No apaguemos las razones para la alegría, de estar, de ser. Las maravillosas personas que nos rodean. No nos acostumbremos a la queja, a la mediocridad, a vivir con bajas revoluciones. Activemos y despertemos la mirada limpia de quien se decide a estrenar cada día, y a vivirlo, como si fuera el ultimo.

“Os aseguro que lloraréis y os lamentaréis mientras el mundo se divierte; estaréis tristes, pero vuestra tristeza se convertirá en gozo. Cuando una mujer va a dar a luz, está triste, porque le llega su hora. Pero, cuando ha dado a luz a la criatura, no se acuerda de la angustia, por la alegría de haber traído un hombre al mundo. Así vosotros ahora estáis tristes; pero os volveré a visitar y os llenaréis de alegría, y nadie os la quitará.” Jn 16,20-22.

Tener lágrimas en los ojos, anhelos en el corazón, días de oscuridad y de tristeza es humano. Es necesario para empatizar y comprender el dolor que viven nuestros hermanos. Sería obsceno pretender una vida privilegiada y ausente de todo sufrimiento. El mismo Jesús nos pide que cojamos la cruz de cada día, porque las cruces compartidas en donde se encuentra con más nitidez la bondad de lo humano. Pero tenemos la capacidad de convertir el luto en danzas, el sepulcro en el lugar del abrazo más intenso, las heridas y cicatrices en artísticos tatuajes que nos recuerdan lo amados y acompañados que somos.
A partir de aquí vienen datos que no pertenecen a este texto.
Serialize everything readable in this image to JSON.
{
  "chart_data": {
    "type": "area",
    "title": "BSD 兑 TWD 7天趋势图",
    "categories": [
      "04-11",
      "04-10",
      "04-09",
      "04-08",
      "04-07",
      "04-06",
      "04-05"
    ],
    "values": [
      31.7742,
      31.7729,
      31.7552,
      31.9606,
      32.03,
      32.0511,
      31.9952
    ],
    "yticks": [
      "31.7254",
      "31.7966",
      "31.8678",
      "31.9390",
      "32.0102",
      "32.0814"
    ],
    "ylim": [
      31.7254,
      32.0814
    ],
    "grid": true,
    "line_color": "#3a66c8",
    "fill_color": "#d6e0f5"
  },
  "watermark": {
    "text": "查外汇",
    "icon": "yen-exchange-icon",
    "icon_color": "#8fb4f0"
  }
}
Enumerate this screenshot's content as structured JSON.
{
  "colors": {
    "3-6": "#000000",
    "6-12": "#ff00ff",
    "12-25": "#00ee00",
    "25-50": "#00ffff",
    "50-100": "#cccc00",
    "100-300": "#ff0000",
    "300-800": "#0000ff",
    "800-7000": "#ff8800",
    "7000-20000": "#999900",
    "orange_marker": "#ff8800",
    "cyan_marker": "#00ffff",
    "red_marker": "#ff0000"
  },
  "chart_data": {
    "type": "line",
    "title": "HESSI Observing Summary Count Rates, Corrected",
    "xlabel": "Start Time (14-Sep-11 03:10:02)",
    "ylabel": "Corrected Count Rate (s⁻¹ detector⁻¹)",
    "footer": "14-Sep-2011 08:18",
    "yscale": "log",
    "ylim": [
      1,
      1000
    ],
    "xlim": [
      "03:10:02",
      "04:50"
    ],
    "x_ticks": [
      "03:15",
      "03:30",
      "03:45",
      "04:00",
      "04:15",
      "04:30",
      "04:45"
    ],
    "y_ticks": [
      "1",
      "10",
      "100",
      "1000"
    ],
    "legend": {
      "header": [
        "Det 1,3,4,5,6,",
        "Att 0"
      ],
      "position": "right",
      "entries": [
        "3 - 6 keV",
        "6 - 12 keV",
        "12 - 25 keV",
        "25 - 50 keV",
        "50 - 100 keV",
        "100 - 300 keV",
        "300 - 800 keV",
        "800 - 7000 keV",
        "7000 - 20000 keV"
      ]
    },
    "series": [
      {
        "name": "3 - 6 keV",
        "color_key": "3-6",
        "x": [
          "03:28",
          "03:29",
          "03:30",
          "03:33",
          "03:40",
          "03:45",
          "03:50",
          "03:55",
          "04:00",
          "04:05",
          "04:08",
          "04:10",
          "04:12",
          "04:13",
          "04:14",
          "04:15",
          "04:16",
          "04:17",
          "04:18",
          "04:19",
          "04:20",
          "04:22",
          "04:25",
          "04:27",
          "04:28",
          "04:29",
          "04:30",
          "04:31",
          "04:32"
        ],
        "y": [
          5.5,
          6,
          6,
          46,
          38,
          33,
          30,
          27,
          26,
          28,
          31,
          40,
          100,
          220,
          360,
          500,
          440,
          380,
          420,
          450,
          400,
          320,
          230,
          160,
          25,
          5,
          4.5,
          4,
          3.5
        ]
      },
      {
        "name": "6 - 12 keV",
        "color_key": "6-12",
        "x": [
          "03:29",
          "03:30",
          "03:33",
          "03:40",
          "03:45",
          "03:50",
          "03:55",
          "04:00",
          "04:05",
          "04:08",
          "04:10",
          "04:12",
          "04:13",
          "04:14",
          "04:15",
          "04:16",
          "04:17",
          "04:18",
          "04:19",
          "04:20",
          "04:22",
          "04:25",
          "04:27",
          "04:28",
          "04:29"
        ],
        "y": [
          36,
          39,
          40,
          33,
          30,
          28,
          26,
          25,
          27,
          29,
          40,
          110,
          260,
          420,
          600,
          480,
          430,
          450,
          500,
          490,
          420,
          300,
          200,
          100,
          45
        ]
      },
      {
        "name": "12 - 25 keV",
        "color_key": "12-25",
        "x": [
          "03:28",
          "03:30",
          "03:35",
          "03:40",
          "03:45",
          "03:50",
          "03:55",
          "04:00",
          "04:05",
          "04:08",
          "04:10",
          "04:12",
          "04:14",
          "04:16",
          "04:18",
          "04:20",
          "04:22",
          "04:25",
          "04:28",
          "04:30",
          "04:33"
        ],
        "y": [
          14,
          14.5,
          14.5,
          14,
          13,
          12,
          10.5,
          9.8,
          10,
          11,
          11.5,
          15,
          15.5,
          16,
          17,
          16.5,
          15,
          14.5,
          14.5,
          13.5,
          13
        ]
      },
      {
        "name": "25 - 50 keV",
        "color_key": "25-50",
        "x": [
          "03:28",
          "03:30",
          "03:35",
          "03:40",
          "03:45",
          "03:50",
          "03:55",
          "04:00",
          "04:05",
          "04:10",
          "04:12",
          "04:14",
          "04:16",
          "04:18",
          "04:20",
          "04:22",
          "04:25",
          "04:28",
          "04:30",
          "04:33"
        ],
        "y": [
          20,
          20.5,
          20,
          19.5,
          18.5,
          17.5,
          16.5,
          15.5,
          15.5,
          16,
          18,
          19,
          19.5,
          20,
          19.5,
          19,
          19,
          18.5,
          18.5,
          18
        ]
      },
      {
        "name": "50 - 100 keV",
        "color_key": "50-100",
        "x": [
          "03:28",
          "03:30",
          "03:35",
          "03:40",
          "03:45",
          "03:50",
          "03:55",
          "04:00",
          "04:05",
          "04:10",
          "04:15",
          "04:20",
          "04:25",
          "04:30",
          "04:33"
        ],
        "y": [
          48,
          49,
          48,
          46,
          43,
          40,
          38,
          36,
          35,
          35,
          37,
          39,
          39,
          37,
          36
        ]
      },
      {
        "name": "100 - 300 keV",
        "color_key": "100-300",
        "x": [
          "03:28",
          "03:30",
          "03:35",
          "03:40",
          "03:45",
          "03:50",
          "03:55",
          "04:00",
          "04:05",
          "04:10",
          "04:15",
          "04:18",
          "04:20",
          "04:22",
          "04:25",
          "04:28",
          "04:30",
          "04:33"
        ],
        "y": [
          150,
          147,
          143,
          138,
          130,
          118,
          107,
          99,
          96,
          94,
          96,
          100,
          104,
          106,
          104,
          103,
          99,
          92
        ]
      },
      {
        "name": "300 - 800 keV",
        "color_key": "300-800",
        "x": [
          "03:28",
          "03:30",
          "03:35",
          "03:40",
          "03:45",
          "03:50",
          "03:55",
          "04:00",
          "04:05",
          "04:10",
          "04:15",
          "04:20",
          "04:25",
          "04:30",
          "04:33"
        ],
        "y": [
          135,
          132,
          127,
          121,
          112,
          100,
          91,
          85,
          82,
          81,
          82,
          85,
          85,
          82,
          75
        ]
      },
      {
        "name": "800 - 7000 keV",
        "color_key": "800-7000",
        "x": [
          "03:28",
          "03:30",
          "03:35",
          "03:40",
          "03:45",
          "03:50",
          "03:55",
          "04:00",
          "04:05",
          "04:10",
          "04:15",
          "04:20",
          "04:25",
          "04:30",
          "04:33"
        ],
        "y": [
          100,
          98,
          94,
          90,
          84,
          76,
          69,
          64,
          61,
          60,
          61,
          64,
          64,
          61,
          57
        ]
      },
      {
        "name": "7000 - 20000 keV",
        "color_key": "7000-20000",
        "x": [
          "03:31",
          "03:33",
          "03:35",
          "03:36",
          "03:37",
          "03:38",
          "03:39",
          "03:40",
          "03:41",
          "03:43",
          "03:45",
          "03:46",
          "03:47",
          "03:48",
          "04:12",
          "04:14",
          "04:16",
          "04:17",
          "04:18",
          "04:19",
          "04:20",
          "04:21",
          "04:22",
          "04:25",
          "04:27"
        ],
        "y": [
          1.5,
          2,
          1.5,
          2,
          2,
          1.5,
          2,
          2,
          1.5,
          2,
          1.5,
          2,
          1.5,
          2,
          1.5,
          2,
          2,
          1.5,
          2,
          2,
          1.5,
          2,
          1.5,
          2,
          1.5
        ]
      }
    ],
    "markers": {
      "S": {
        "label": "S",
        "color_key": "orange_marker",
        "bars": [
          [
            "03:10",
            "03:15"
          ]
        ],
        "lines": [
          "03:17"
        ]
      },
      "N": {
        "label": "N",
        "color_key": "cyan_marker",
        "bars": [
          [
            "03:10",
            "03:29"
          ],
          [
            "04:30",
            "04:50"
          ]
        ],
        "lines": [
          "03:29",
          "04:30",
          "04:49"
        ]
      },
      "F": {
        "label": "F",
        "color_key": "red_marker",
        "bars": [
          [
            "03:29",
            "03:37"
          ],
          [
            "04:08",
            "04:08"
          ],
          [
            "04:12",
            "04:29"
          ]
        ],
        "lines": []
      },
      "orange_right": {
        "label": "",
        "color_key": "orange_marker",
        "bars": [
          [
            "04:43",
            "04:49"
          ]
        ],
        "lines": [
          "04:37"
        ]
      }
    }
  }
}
Cómo podemos vivirlo. Es necesario tiempos de silencio, de oración, de calmar el corazón y escuchar, como María la hermana de Marta, sentada a los pies del Señor, las palabras de ánimo, de consuelo, de alianza, que Jesús nos susurra al oído. Dichosos nosotros que oímos esas palabras, que vemos y tocamos con nuestras manos, ese derroche de amor de Dios que nos llama a cada uno a colaborar diariamente en pasar del valle de lágrimas, al banquete del reino.